2. Foster collegiality. Create and embrace the opportunities to interact with colleagues.
3. Share learnings at conferences and through case discussions and relationships.
4. Mentor and be mentored. Share wisdom with younger partners and remain open to learning from them.
5. Consider contributing to IR through committee work, administrative roles, and leadership positions.
6. Take quality time away from clinical care. Recharge through activities that bring personal fulfillment.
Knox’s recommendations stem from more than three decades of work in the field, service on the hospital’s physician wellness committee and in other leadership positions, and time spent on the patient side of health care. In the four years since the article was published, COVID has created some additional complexities by removing the daily interpersonal interactions among physicians and staff that helped build relationships. More than ever, he says, it’s imperative for systems to look for ways to break down barriers and create opportunities for personal connection—from social activities outside of work hours to recognition of colleagues for a job well done, “so that we can create a sense of common purpose and goals.”

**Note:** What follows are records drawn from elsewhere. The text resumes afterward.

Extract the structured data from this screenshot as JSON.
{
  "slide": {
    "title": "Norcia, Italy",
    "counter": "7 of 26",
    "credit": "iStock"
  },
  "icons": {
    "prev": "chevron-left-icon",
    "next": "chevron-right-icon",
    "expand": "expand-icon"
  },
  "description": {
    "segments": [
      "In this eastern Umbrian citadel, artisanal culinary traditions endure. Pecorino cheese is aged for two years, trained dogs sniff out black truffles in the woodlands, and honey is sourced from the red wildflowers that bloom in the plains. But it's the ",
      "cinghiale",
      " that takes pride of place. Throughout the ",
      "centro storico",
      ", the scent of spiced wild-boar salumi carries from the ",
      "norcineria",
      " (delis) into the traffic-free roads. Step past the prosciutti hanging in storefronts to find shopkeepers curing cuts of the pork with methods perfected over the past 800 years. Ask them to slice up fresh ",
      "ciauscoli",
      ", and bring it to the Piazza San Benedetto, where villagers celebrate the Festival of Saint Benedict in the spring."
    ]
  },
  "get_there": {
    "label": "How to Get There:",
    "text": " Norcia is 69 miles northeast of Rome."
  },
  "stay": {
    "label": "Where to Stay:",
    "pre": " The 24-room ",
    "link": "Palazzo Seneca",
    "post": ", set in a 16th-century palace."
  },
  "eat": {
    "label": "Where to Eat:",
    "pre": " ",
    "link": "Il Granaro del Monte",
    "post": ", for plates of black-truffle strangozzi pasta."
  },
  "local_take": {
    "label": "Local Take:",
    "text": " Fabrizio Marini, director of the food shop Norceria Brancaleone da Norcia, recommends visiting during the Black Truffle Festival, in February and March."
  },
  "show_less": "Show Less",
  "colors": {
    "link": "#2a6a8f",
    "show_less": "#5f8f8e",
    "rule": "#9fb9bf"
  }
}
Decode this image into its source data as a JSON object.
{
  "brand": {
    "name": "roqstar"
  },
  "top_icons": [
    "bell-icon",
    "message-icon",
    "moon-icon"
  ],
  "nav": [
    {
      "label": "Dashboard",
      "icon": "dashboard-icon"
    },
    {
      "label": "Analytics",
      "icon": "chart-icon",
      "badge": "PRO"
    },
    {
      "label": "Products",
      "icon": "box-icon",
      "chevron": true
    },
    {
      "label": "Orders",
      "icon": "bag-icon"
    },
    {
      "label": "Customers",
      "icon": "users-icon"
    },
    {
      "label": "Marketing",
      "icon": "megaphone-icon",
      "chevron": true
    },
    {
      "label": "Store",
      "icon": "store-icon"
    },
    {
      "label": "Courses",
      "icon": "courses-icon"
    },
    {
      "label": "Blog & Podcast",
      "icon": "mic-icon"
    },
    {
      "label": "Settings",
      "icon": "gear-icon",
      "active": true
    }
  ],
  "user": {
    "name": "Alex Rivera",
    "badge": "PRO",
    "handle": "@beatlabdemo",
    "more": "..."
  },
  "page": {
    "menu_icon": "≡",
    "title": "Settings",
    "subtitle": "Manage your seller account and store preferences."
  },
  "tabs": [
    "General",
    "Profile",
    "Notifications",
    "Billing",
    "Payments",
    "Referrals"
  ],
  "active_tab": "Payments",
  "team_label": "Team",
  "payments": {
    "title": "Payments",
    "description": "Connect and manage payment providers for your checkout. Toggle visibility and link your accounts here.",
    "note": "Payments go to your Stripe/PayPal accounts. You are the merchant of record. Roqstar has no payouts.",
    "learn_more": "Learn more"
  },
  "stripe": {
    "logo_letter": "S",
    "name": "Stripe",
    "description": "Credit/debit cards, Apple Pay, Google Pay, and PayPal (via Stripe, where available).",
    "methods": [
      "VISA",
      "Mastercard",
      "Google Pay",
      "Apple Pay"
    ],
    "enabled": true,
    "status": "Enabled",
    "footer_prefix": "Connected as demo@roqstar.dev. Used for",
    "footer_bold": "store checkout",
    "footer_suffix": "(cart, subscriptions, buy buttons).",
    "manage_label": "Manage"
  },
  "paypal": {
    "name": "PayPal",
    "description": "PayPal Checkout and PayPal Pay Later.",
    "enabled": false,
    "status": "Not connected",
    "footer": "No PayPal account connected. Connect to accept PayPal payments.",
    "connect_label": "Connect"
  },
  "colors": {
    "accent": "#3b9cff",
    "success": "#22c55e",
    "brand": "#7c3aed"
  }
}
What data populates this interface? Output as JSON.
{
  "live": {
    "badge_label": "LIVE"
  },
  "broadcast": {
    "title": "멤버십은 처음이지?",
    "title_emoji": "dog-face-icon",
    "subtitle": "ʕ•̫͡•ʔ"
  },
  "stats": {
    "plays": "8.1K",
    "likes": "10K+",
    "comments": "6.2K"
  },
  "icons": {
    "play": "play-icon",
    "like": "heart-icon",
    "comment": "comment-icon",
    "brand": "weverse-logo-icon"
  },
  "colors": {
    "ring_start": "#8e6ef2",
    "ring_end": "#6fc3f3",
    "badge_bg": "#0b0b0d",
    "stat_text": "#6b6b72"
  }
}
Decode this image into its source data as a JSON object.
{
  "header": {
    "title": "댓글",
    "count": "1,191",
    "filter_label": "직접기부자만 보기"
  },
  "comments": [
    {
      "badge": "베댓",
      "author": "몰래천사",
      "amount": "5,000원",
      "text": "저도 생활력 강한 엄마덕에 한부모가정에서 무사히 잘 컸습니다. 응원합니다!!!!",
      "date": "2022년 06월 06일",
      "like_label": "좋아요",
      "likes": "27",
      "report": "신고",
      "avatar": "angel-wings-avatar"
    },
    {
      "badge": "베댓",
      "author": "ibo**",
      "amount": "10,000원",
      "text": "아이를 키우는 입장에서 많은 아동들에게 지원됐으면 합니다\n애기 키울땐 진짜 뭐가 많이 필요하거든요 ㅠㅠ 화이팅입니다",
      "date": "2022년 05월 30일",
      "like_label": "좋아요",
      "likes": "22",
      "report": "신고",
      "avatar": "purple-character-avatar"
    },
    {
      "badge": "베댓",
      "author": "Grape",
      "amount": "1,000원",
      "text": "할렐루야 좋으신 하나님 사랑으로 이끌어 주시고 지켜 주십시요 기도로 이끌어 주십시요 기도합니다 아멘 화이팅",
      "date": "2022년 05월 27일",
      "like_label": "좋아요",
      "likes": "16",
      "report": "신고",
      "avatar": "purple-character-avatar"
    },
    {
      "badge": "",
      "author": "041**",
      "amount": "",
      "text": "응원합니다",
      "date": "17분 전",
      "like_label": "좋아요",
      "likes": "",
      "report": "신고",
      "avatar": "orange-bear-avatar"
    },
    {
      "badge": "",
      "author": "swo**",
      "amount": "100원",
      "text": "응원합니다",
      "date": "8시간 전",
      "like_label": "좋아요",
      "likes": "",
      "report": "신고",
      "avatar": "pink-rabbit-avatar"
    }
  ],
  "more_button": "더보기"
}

The effort will have a systemwide effect. Like other medical specialties that rely on interactions with multiple teams, IR suffers when burnout affects other units or staff within the hospital ecosystem. As Novelli notes, “Stressors specific to one group can affect the entire nurse, technologist, advanced practice provider, physician unit, so we need to make sure that all people … work effectively and happily together.”
— Claudia Stahl is a freelance writer based in Ambler, Pennsylvania. She specializes in writing about the health of people and the planet.